The odd candidate out is incumbent Kevin Burckhard, whom I contacted on April 27 through the e-mail address listed on the Aberdeen board webpage. I received no response. My critique of non-responsive city council candidates applies to school board candidates as well.

I thus am voting for two of my allotted three school board candidates: newcomer Aaron Schultz and incumbent Brian Sharp. I am content to let my neighbors pick the third.

5 Comments

  1. Aberdeen voters can vote in three locations on Tuesday:

    • Courthouse Community Room, 25 Market St., (enter in the west doors)
    • Primrose Gym, 815 N. 2nd St
    • Aberdeen Mall, 3315 6th Ave SE, (South Entrance West of Kohl’s (Former Payless Shoes))

      
    This info comes from the SDSOS Voter Information Portal.

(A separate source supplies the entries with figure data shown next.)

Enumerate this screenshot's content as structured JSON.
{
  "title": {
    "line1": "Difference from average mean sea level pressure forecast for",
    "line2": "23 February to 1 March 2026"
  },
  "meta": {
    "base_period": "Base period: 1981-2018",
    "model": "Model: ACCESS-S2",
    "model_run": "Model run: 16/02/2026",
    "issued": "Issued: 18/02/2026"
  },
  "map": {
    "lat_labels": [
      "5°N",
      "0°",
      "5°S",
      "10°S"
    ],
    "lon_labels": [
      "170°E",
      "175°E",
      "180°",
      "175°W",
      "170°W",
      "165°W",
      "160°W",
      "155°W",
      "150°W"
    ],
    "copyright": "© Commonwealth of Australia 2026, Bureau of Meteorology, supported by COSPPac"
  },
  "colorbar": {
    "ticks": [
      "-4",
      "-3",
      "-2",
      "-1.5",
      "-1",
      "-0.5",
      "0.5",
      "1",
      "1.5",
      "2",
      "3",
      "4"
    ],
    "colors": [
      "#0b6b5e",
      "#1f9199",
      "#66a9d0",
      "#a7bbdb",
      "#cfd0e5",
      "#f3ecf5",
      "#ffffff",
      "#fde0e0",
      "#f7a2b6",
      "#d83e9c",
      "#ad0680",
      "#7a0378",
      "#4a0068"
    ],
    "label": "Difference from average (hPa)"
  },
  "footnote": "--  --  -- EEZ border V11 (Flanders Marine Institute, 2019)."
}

I saw no such information on the city or school district home pages, where one would think a temporary link to election information would be given a prominent position.

  2. Porter Lansing

    “I appreciate Santema’s conservative political philosophy.” You do? I didn’t. I placed him last, by a long ways. Hopefully Ms. Wise will be a thorn in the side of the board because her issue is highly valid. She’s a Villanova grad and she’s upset about the lack of interest in kids with dyslexia. I’ll mail my ballot in for the goat guy and the United Way guy. *just kidding. I won’t be voting . wink wink 🕶

  3. Cory, thanks for the coverage of both races in Aberdeen. Helping voters get more information about candidates is a great public service. I was quite pleased voters had choices this time around. I hope this trend of more candidates grows.

  4. And thank you for running, Ken, and being willing to serve if elected. I agree that voters benefit from having more candidates (within some practical limits, up against which we are not yet butting). I would also note that more candidates mean more people benefit from the direct experience of speaking to the public, participating in public forums, and having to think about issues from the perspective of someone who might actually win an election and have to wield power responsibly.

    Porter, be careful—Trump’s commission will intercept your communication and send Mike Pence over to read you some Gospel to cure your sinning ways.

  5. Oh! And note the SOS website is wrong! The west side voting station is back at the Ramkota, not at the Primrose Gym. Apparently it was going to move to Primrose, but a conflict kicked it back to the Ramkota.